As a follow-up to his biography of Steve Jobs, author Walter Isaacson is writing about the origins and emergence of our modern digital era — and he's using online collaborators to make it the best book it can be. As pointed out by Capital and TechCrunch, Isaacson has posted excerpts from his new novel across a variety of different online publishing platforms, including Medium, Scribd, and LiveJournal, asking interested parties to read the passages and contribute any notes or corrections. "Online collaboration is why the internet was originally built," Isaacson writes at the beginning of one excerpt, "and I'm interested in any comments or corrections readers might want to make before I publish in a year."
Crowdsourcing feedback isn't a novel concept in and of itself, but Isaacson's experiment is notable not only because of his stature as an author, but because of the subject matter itself. The very people he's writing about are some of the same individuals that are most likely to participate in the online editing process, with Stewart Brand — editor of the Whole Earth Catalog and creator of The WELL — already having stepped in to correct passages about his own background.

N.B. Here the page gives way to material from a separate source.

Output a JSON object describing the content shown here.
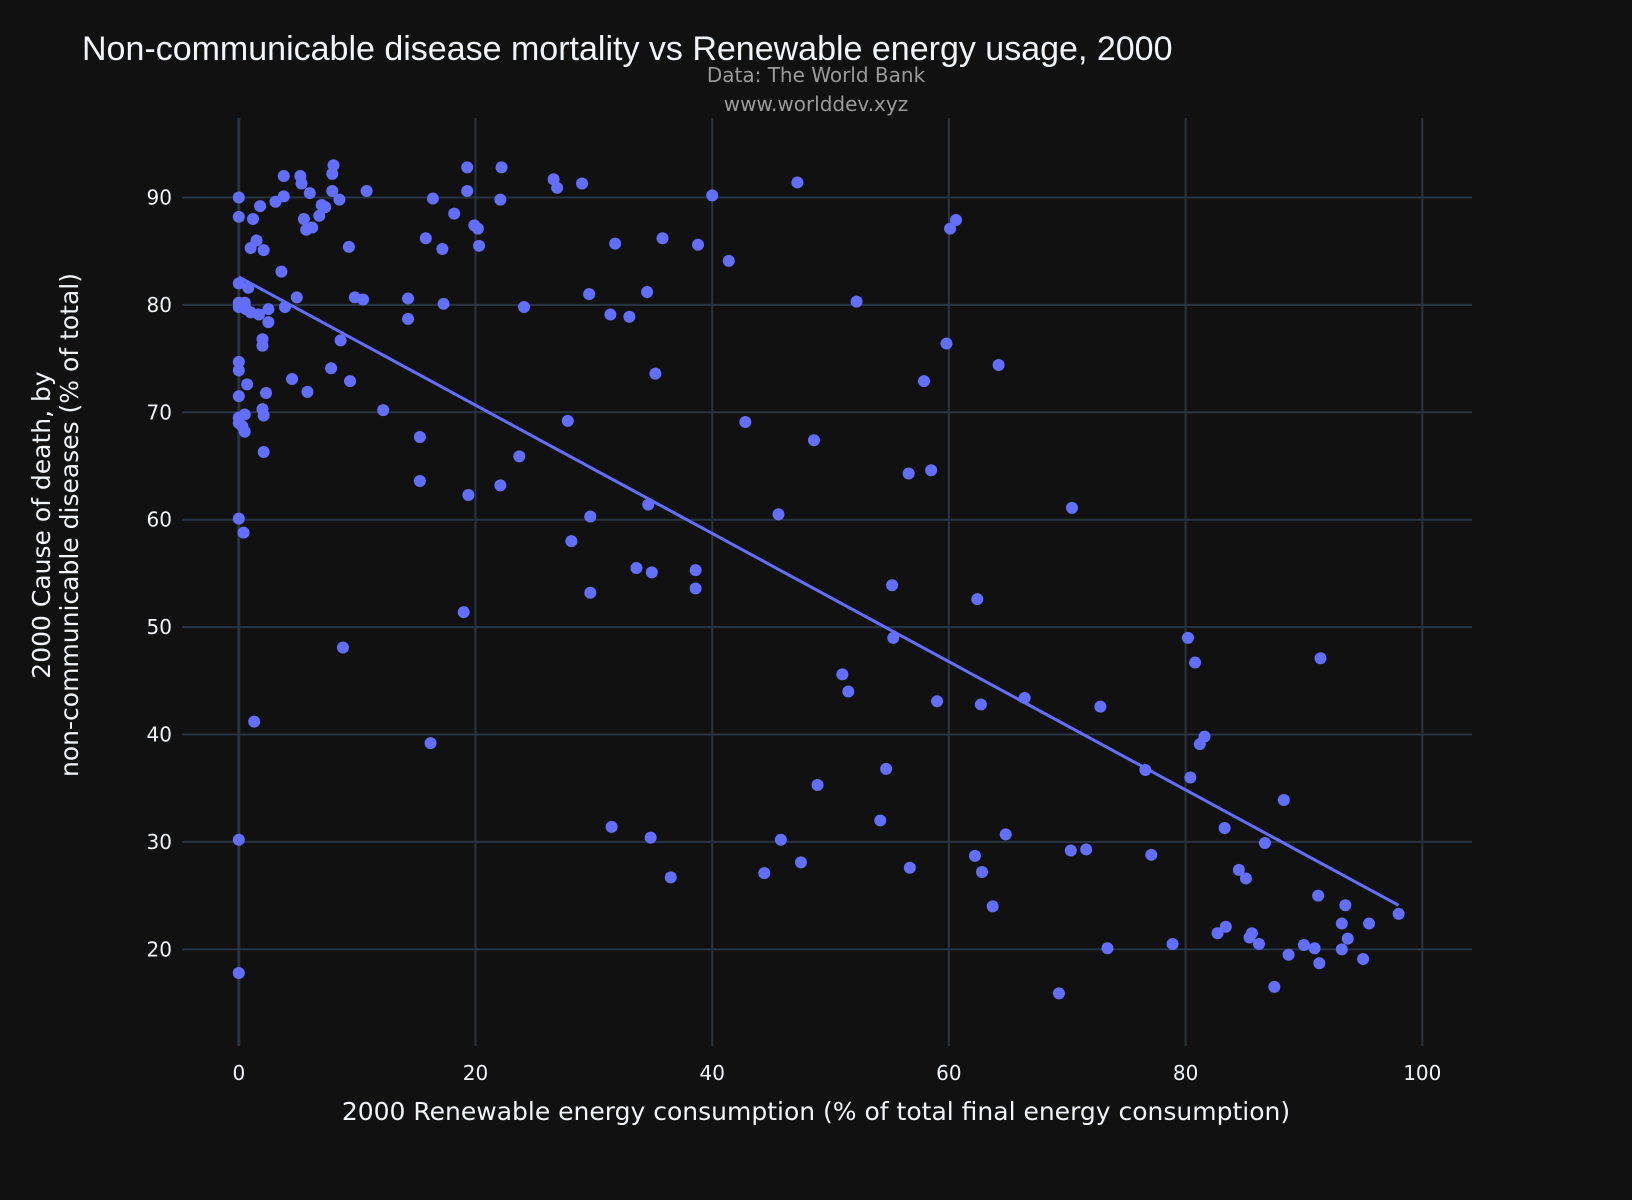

The finished book will tell the story of digital innovation starting with 19th century computing pioneer Ada Lovelace, and by working with people of all kinds online, Isaacson says he hopes to return to the spirit of innovation and collaboration that the book's subjects embody. "One of the things I learned is the original intention of the internet was to allow collaboration on projects, and we got away from that, especially with the World Wide Web," he tells Capital. "I'm trying to find a good service that will allow people to collaborate or to crowdsource some ideas."